夏のプレートまつり六十六日目


万物に神霊宿るというアニミズムの観点から考えると、プレートにも神がいて何の不思議もない。
地上の住人は自らを支え、受け止めてくれる偉大なるプレートを崇拝し、愛して已まない。
畏敬の念はプレートに神を見る。
即ち各プレートにはそれぞれ司る神が坐し、その神々を祀る社が存在することとなる。
海洋プレートとて例外ではない。
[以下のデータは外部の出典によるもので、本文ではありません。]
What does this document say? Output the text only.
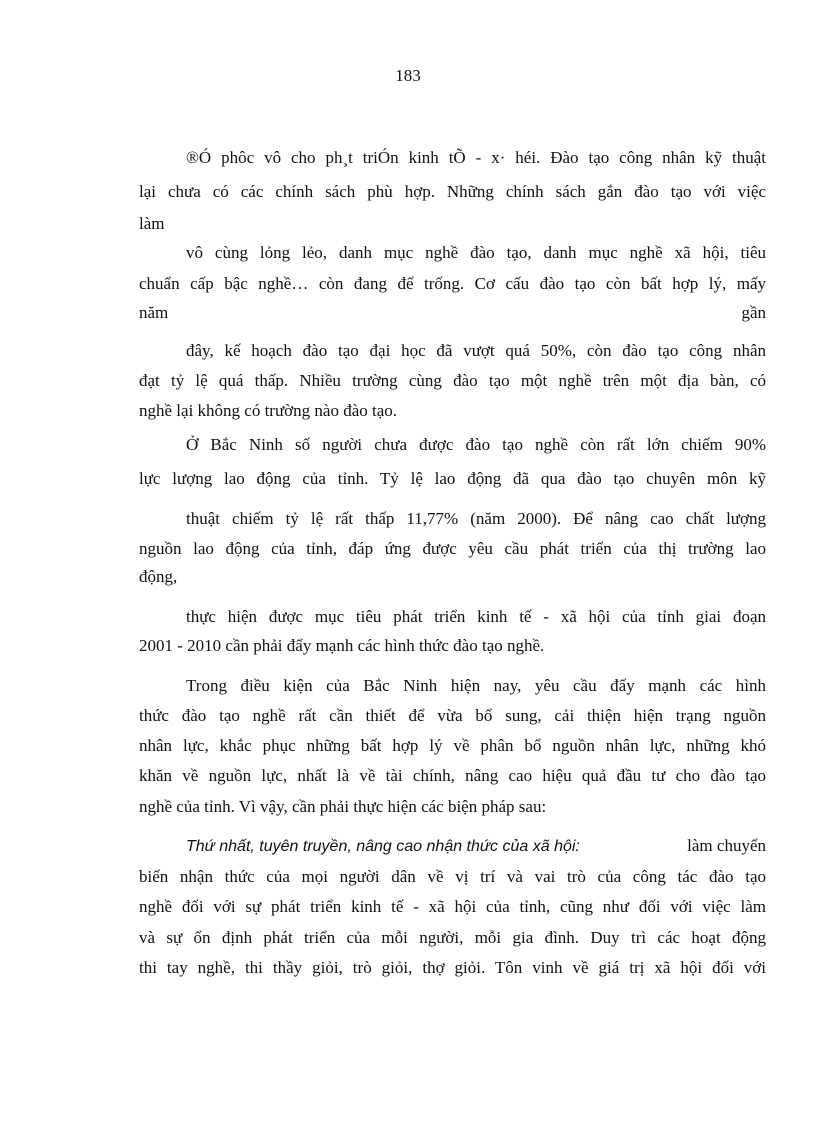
183
®Ó phôc vô cho ph¸t triÓn kinh tÕ - x· héi. Đào tạo công nhân kỹ thuật
lại chưa có các chính sách phù hợp. Những chính sách gắn đào tạo với việc
làm
vô cùng lỏng lẻo, danh mục nghề đào tạo, danh mục nghề xã hội, tiêu
chuẩn cấp bậc nghề… còn đang để trống. Cơ cấu đào tạo còn bất hợp lý, mấy
năm	gần
đây, kế hoạch đào tạo đại học đã vượt quá 50%, còn đào tạo công nhân
đạt tỷ lệ quá thấp. Nhiều trường cùng đào tạo một nghề trên một địa bàn, có
nghề lại không có trường nào đào tạo.
Ở Bắc Ninh số người chưa được đào tạo nghề còn rất lớn chiếm 90%
lực lượng lao động của tỉnh. Tỷ lệ lao động đã qua đào tạo chuyên môn kỹ
thuật chiếm tỷ lệ rất thấp 11,77% (năm 2000). Để nâng cao chất lượng
nguồn lao động của tỉnh, đáp ứng được yêu cầu phát triển của thị trường lao
động,
thực hiện được mục tiêu phát triển kinh tế - xã hội của tỉnh giai đoạn
2001 - 2010 cần phải đẩy mạnh các hình thức đào tạo nghề.
Trong điều kiện của Bắc Ninh hiện nay, yêu cầu đẩy mạnh các hình
thức đào tạo nghề rất cần thiết để vừa bổ sung, cải thiện hiện trạng nguồn
nhân lực, khắc phục những bất hợp lý về phân bổ nguồn nhân lực, những khó
khăn về nguồn lực, nhất là về tài chính, nâng cao hiệu quả đầu tư cho đào tạo
nghề của tỉnh. Vì vậy, cần phải thực hiện các biện pháp sau:
Thứ nhất, tuyên truyền, nâng cao nhận thức của xã hội:	làm chuyển
biến nhận thức của mọi người dân về vị trí và vai trò của công tác đào tạo
nghề đối với sự phát triển kinh tế - xã hội của tỉnh, cũng như đối với việc làm
và sự ổn định phát triển của mỗi người, mỗi gia đình. Duy trì các hoạt động
thi tay nghề, thi thầy giỏi, trò giỏi, thợ giỏi. Tôn vinh về giá trị xã hội đối với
絶海の孤島に建つ遺跡は大抵この手の神社の類と考えてよい。
各プレート間では神社の領地を巡ってしばしば対立が起こっており、その抗争の場となるのがプレートの境界である。
プレート間の抗争は無軌道な紛争ではなく、祭礼の形を取って厳粛に、且つ勇壮に行われる。
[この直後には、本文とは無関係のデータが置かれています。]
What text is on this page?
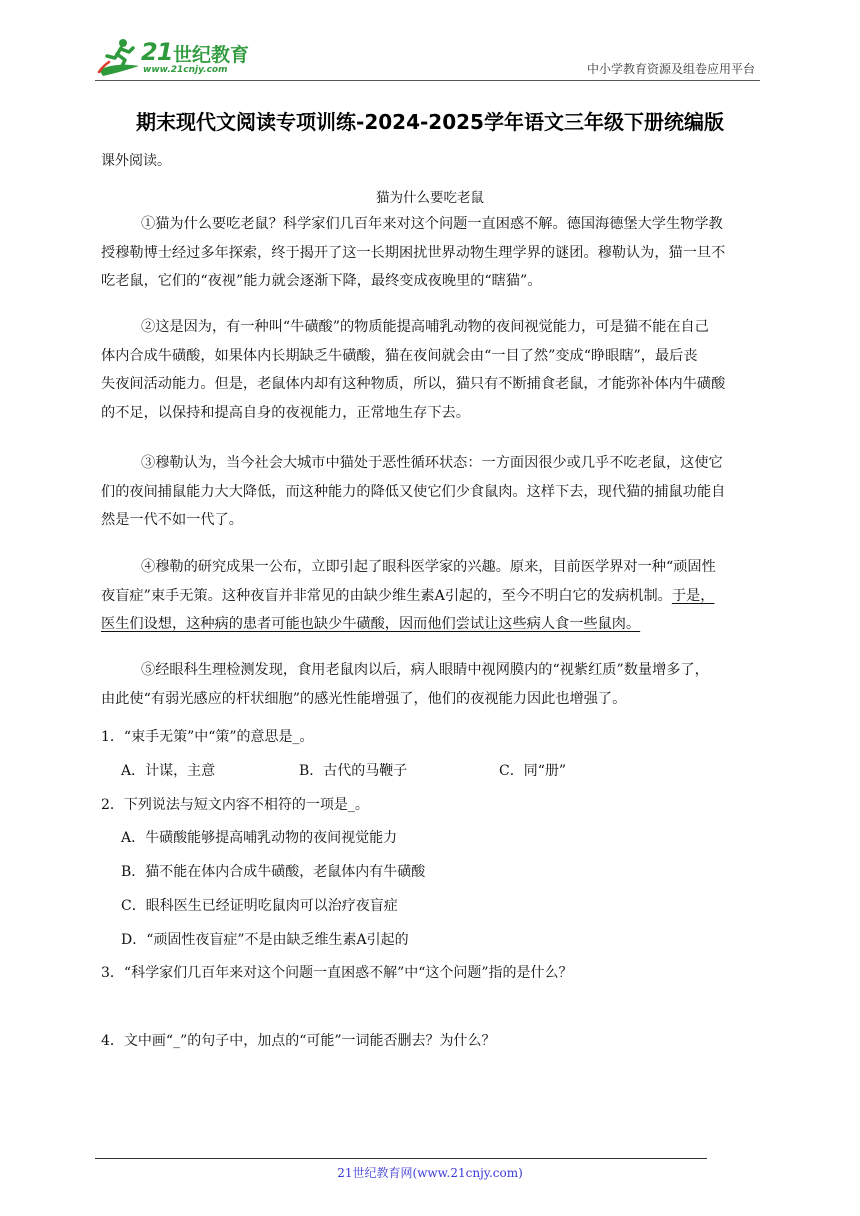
21 世纪教育
www.21cnjy.com	中小学教育资源及组卷应用平台
期末现代文阅读专项训练-2024-2025学年语文三年级下册统编版
课外阅读。
猫为什么要吃老鼠
①猫为什么要吃老鼠？科学家们几百年来对这个问题一直困惑不解。德国海德堡大学生物学教
授穆勒博士经过多年探索，终于揭开了这一长期困扰世界动物生理学界的谜团。穆勒认为，猫一旦不
吃老鼠，它们的“夜视”能力就会逐渐下降，最终变成夜晚里的“瞎猫”。
②这是因为，有一种叫“牛磺酸”的物质能提高哺乳动物的夜间视觉能力，可是猫不能在自己
体内合成牛磺酸，如果体内长期缺乏牛磺酸，猫在夜间就会由“一目了然”变成“睁眼瞎”，最后丧
失夜间活动能力。但是，老鼠体内却有这种物质，所以，猫只有不断捕食老鼠，才能弥补体内牛磺酸
的不足，以保持和提高自身的夜视能力，正常地生存下去。
③穆勒认为，当今社会大城市中猫处于恶性循环状态：一方面因很少或几乎不吃老鼠，这使它
们的夜间捕鼠能力大大降低，而这种能力的降低又使它们少食鼠肉。这样下去，现代猫的捕鼠功能自
然是一代不如一代了。
④穆勒的研究成果一公布，立即引起了眼科医学家的兴趣。原来，目前医学界对一种“顽固性
夜盲症”束手无策。这种夜盲并非常见的由缺少维生素A引起的，至今不明白它的发病机制。于是，
医生们设想，这种病的患者可能也缺少牛磺酸，因而他们尝试让这些病人食一些鼠肉。
⑤经眼科生理检测发现，食用老鼠肉以后，病人眼睛中视网膜内的“视紫红质”数量增多了，
由此使“有弱光感应的杆状细胞”的感光性能增强了，他们的夜视能力因此也增强了。
1．“束手无策”中“策”的意思是_。
A．计谋，主意	B．古代的马鞭子	C．同“册”
2．下列说法与短文内容不相符的一项是_。
A．牛磺酸能够提高哺乳动物的夜间视觉能力
B．猫不能在体内合成牛磺酸，老鼠体内有牛磺酸
C．眼科医生已经证明吃鼠肉可以治疗夜盲症
D．“顽固性夜盲症”不是由缺乏维生素A引起的
3．“科学家们几百年来对这个问题一直困惑不解”中“这个问题”指的是什么？
4．文中画“_”的句子中，加点的“可能”一词能否删去？为什么？
21世纪教育网(www.21cnjy.com)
所謂だんじりであり、互いの神威をかけた山車を壮絶にぶつかり合わせることで勝敗を決する。
勝ったプレートが地表に残り、敗れたプレートはアセノスフェアへと沈降する。
神権をかけたぶつかり合いは壮大かつ激烈であり、その余波が地震として時に何千人何万人もの犠牲者を出す。
余りの死者の数に、かつてローマ帝国がこの信仰を邪教として禁令を出したのも頷ける話であろう。
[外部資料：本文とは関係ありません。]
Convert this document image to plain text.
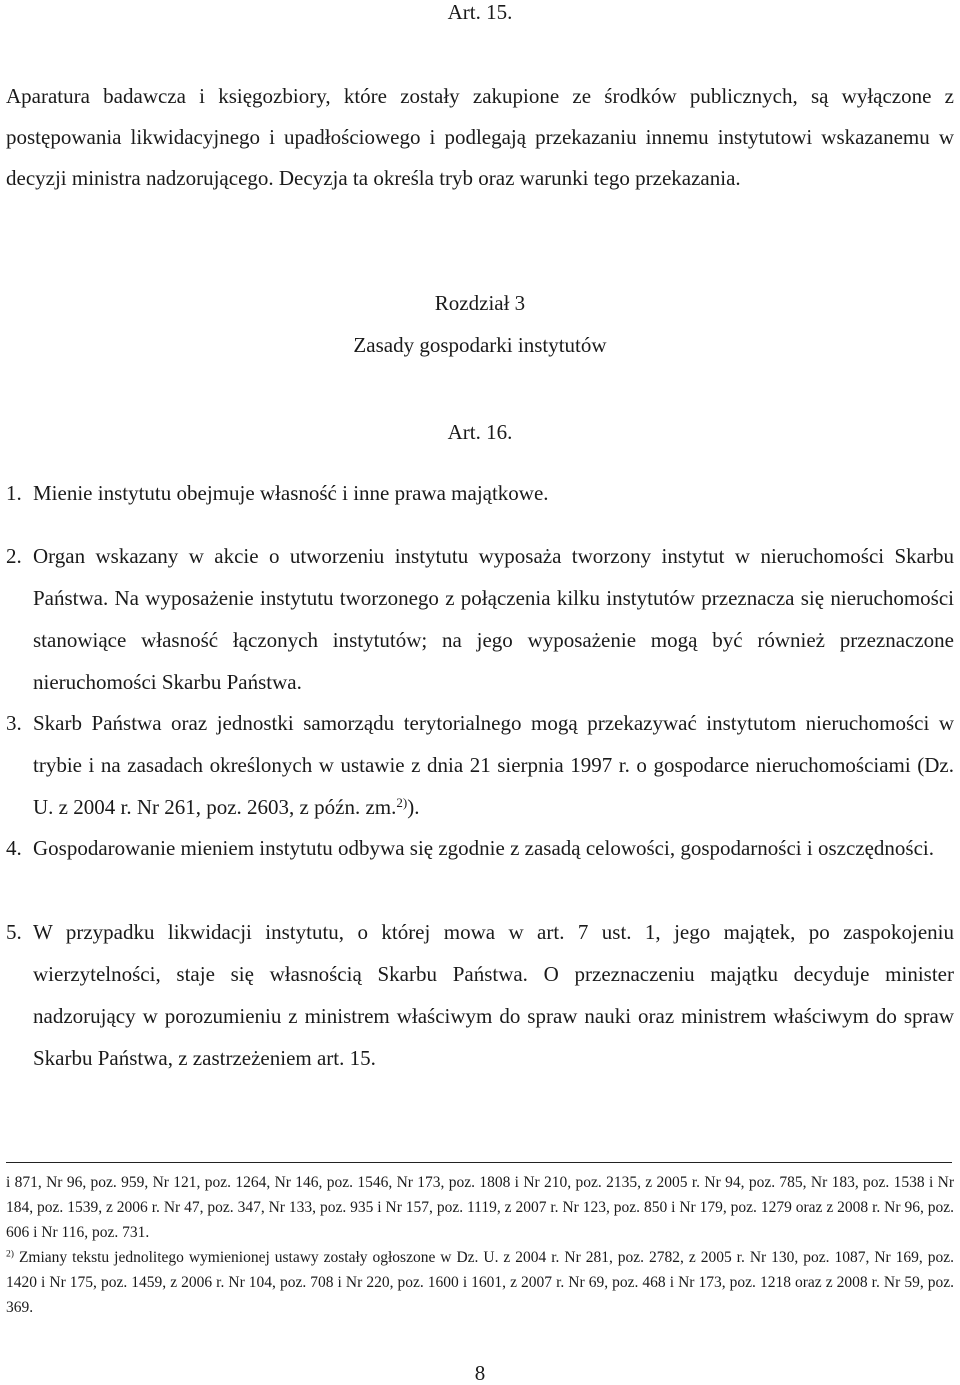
Art. 15.
Aparatura badawcza i księgozbiory, które zostały zakupione ze środków publicznych, są wyłączone z postępowania likwidacyjnego i upadłościowego i podlegają przekazaniu innemu instytutowi wskazanemu w decyzji ministra nadzorującego. Decyzja ta określa tryb oraz warunki tego przekazania.
Rozdział 3
Zasady gospodarki instytutów
Art. 16.
1. Mienie instytutu obejmuje własność i inne prawa majątkowe.
2. Organ wskazany w akcie o utworzeniu instytutu wyposaża tworzony instytut w nieruchomości Skarbu Państwa. Na wyposażenie instytutu tworzonego z połączenia kilku instytutów przeznacza się nieruchomości stanowiące własność łączonych instytutów; na jego wyposażenie mogą być również przeznaczone nieruchomości Skarbu Państwa.
3. Skarb Państwa oraz jednostki samorządu terytorialnego mogą przekazywać instytutom nieruchomości w trybie i na zasadach określonych w ustawie z dnia 21 sierpnia 1997 r. o gospodarce nieruchomościami (Dz. U. z 2004 r. Nr 261, poz. 2603, z późn. zm.$^{2)}$).
4. Gospodarowanie mieniem instytutu odbywa się zgodnie z zasadą celowości, gospodarności i oszczędności.
5. W przypadku likwidacji instytutu, o której mowa w art. 7 ust. 1, jego majątek, po zaspokojeniu wierzytelności, staje się własnością Skarbu Państwa. O przeznaczeniu majątku decyduje minister nadzorujący w porozumieniu z ministrem właściwym do spraw nauki oraz ministrem właściwym do spraw Skarbu Państwa, z zastrzeżeniem art. 15.

i 871, Nr 96, poz. 959, Nr 121, poz. 1264, Nr 146, poz. 1546, Nr 173, poz. 1808 i Nr 210, poz. 2135, z 2005 r. Nr 94, poz. 785, Nr 183, poz. 1538 i Nr 184, poz. 1539, z 2006 r. Nr 47, poz. 347, Nr 133, poz. 935 i Nr 157, poz. 1119, z 2007 r. Nr 123, poz. 850 i Nr 179, poz. 1279 oraz z 2008 r. Nr 96, poz. 606 i Nr 116, poz. 731.

$^{2)}$ Zmiany tekstu jednolitego wymienionej ustawy zostały ogłoszone w Dz. U. z 2004 r. Nr 281, poz. 2782, z 2005 r. Nr 130, poz. 1087, Nr 169, poz. 1420 i Nr 175, poz. 1459, z 2006 r. Nr 104, poz. 708 i Nr 220, poz. 1600 i 1601, z 2007 r. Nr 69, poz. 468 i Nr 173, poz. 1218 oraz z 2008 r. Nr 59, poz. 369.

8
またわが国付近においては驚くことに四枚のプレートが交錯しており、プレート間の争いは世界的にも類を見ないほどに激しくなっている。
特にユーラシアプレート派と北米プレート派は東西に日本列島を二分しており、長い抗争の歴史がある。
古くはヤマト政権と蝦夷の対立であり、応仁の乱や黒船来航もプレートが関与していたと言われる。
また一説に因れば、東西で饂飩の汁が極端に異なっているのはこの抗争により文化の断絶があったせいだともいう。